O Mary, praye to the Maker of all thynge,
Me for to helpe at my endynge;
And saue me from the power of my enemy,
For Deth assayleth me strongly.
And, Lady, that I may by meane of thy prayer
Of your Sones glory to be partynere,
By the meanes of his passyon, I it craue;
I besech you helpe my soule to saue.
Knowlege, gyue me the scourge of penaunce;
My flesshe therwith shall gyue acqueyntaunce.
I wyll now begyn yf God gyue me grace.
Eueryman, God gyue you tyme and space!
Thus I bequeth you in the handes of our Sauyour;
Now may you make your rekenynge sure.
In the name of the Holy Trynyte,
My body sore punysshed shall be:
Take this, body, for the synne of the flesshe!
Also thou delytest to go gay and fresshe,
And in the way of dampnacyon thou dyd me brynge;
Therfore suffre now strokes of punysshynge.
Now of penaunce I wyll wade the water clere,
To saue me from Purgatory, that sharpe fyre.
I thanke God, now I can walke and go,
And am delyuered of my sykenesse and wo.
Therfore with Eueryman I wyll go, and not spare;
His good workes I wyll helpe hym to declare.
Now, Eueryman, be mery and glad!
Your Good Dedes cometh now; ye may not be sad.
Now is your Good Dedes hole and sounde,
Goynge vpryght vpon the grounde.
My herte is lyght, and shal be euermore;
Now wyll I smyte faster than I dyde before.
Eueryman, pylgryme, my specyall frende,
Blessyd be thou without ende!
For the is preparate the eternall glory.
Ye haue me made hole and sounde,
Therfore I wyll byde by the in euery stounde.
Welcome, my Good Dedes!

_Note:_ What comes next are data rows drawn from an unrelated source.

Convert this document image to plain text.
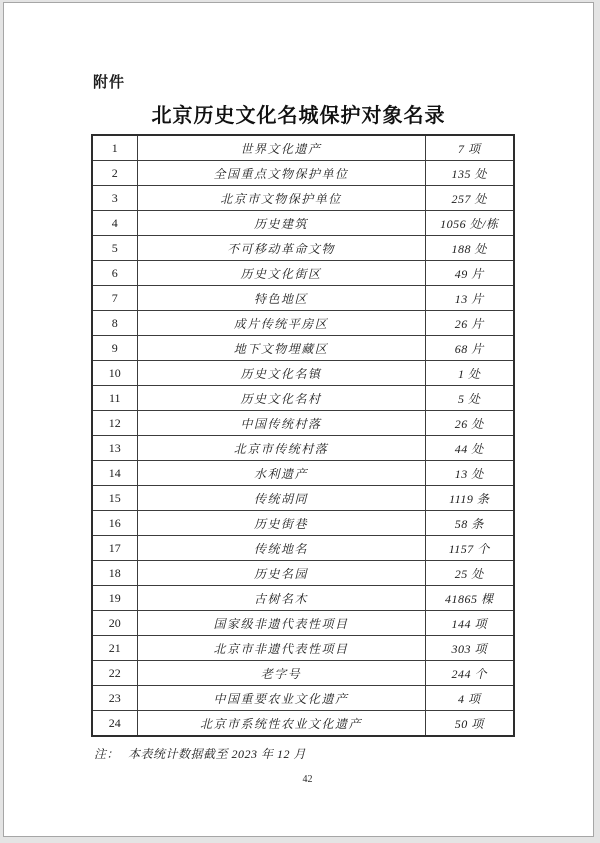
附件
北京历史文化名城保护对象名录
1	世界文化遗产	7 项
2	全国重点文物保护单位	135 处
3	北京市文物保护单位	257 处
4	历史建筑	1056 处/栋
5	不可移动革命文物	188 处
6	历史文化街区	49 片
7	特色地区	13 片
8	成片传统平房区	26 片
9	地下文物埋藏区	68 片
10	历史文化名镇	1 处
11	历史文化名村	5 处
12	中国传统村落	26 处
13	北京市传统村落	44 处
14	水利遗产	13 处
15	传统胡同	1119 条
16	历史街巷	58 条
17	传统地名	1157 个
18	历史名园	25 处
19	古树名木	41865 棵
20	国家级非遗代表性项目	144 项
21	北京市非遗代表性项目	303 项
22	老字号	244 个
23	中国重要农业文化遗产	4 项
24	北京市系统性农业文化遗产	50 项
注： 本表统计数据截至 2023 年 12 月
42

Now I here thy voyce
I wepe for very swetenes of loue.
Be no more sad, but euer reioyce;
God seeth thy lyuynge in his trone aboue.

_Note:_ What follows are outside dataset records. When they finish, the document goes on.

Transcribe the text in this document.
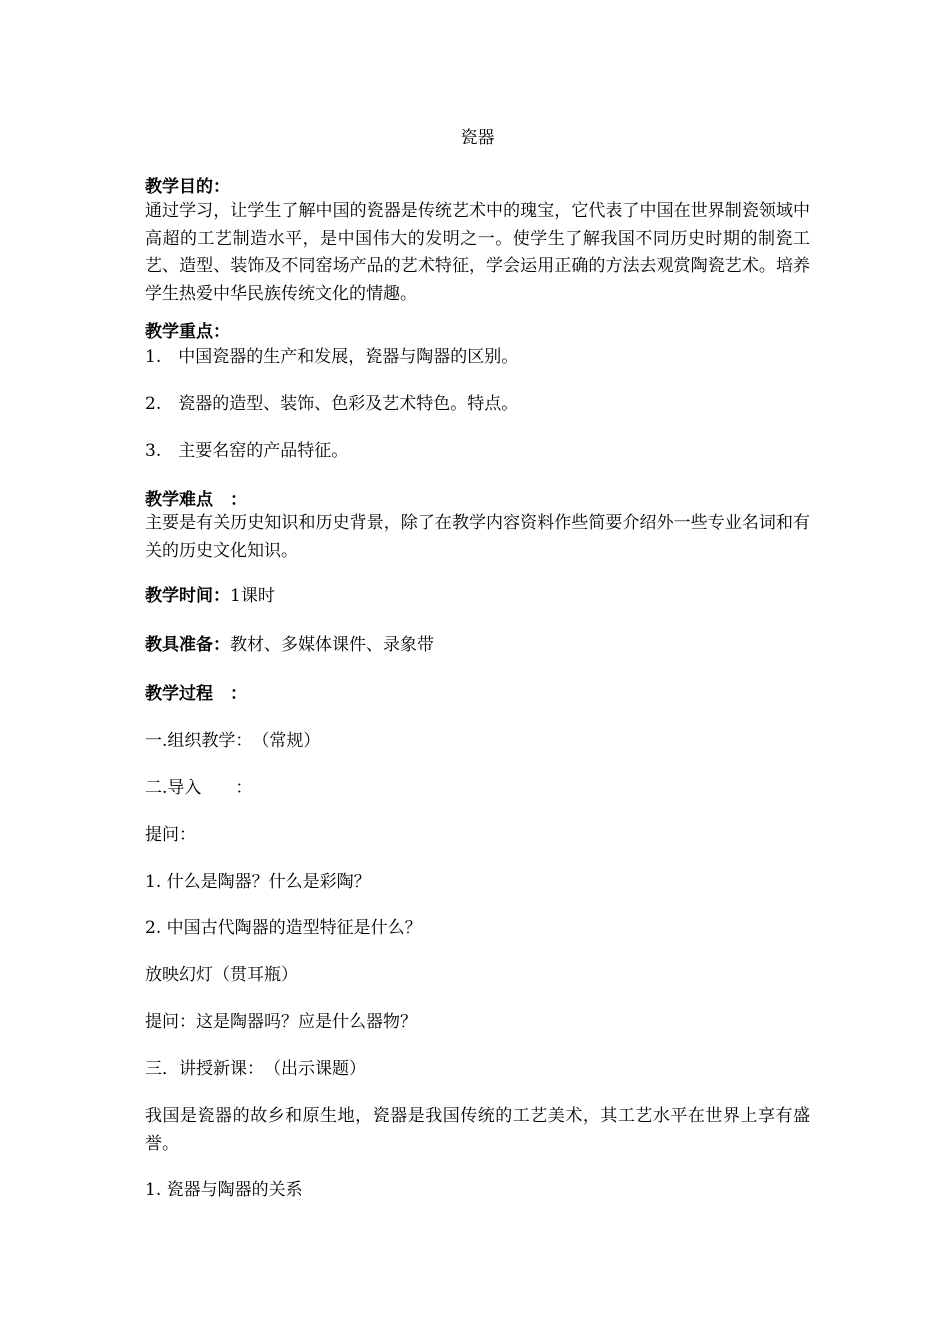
瓷器

教学目的：

通过学习，让学生了解中国的瓷器是传统艺术中的瑰宝，它代表了中国在世界制瓷领域中高超的工艺制造水平，是中国伟大的发明之一。使学生了解我国不同历史时期的制瓷工艺、造型、装饰及不同窑场产品的艺术特征，学会运用正确的方法去观赏陶瓷艺术。培养学生热爱中华民族传统文化的情趣。

教学重点：

1.　中国瓷器的生产和发展，瓷器与陶器的区别。

2.　瓷器的造型、装饰、色彩及艺术特色。特点。

3.　主要名窑的产品特征。

教学难点　：

主要是有关历史知识和历史背景，除了在教学内容资料作些简要介绍外一些专业名词和有关的历史文化知识。

教学时间：1课时

教具准备：教材、多媒体课件、录象带

教学过程　：

一.组织教学：　（常规）

二.导入　　：

提问：

1. 什么是陶器？什么是彩陶？

2. 中国古代陶器的造型特征是什么？

放映幻灯（贯耳瓶）

提问：这是陶器吗？应是什么器物？

三．讲授新课：　（出示课题）

我国是瓷器的故乡和原生地，瓷器是我国传统的工艺美术，其工艺水平在世界上享有盛誉。

1. 瓷器与陶器的关系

Put on this garment to thy behoue,
Whiche is wette with your teres,
Or elles before God you may it mysse,
Whan ye to your iourneys ende come shall.
Gentyll Knowlege, what do ye it call?
It is a garment of sorowe;
Fro payne it wyll you borowe.
Contrycyon it is
That getteth forgyuenes;
He pleaseth God passynge well.
Eueryman, wyll you were it for your hele?
Now blessyde be Iesu, Maryes sone,
For now haue I on true contrycyon;
And lette vs go now without taryenge.
Good Dedes, haue we clere our rekenynge?
Ye, in dede, I haue it here.
Than I trust we nede not fere.
Now, frendes, let vs not parte in twayne.
Nay, Eueryman, that wyll we not, certayne.
Yet must thou lede with the
Thre persones of grete myght.
Who sholde they be?
Dyscrecyon and Strength they hyght,
And thy Beaute may not abyde behynde.
Also ye must call to mynde
Your Fyue Wyttes as for your counseylours.
You must haue them redy at all houres.
Howe shall I gette them hyder?
You must call them all togyder,
And they wyll here you in-contynent.
My frendes, come hyder and be present,
Dyscrecyon, Strengthe, my Fyue Wyttes, and Beaute.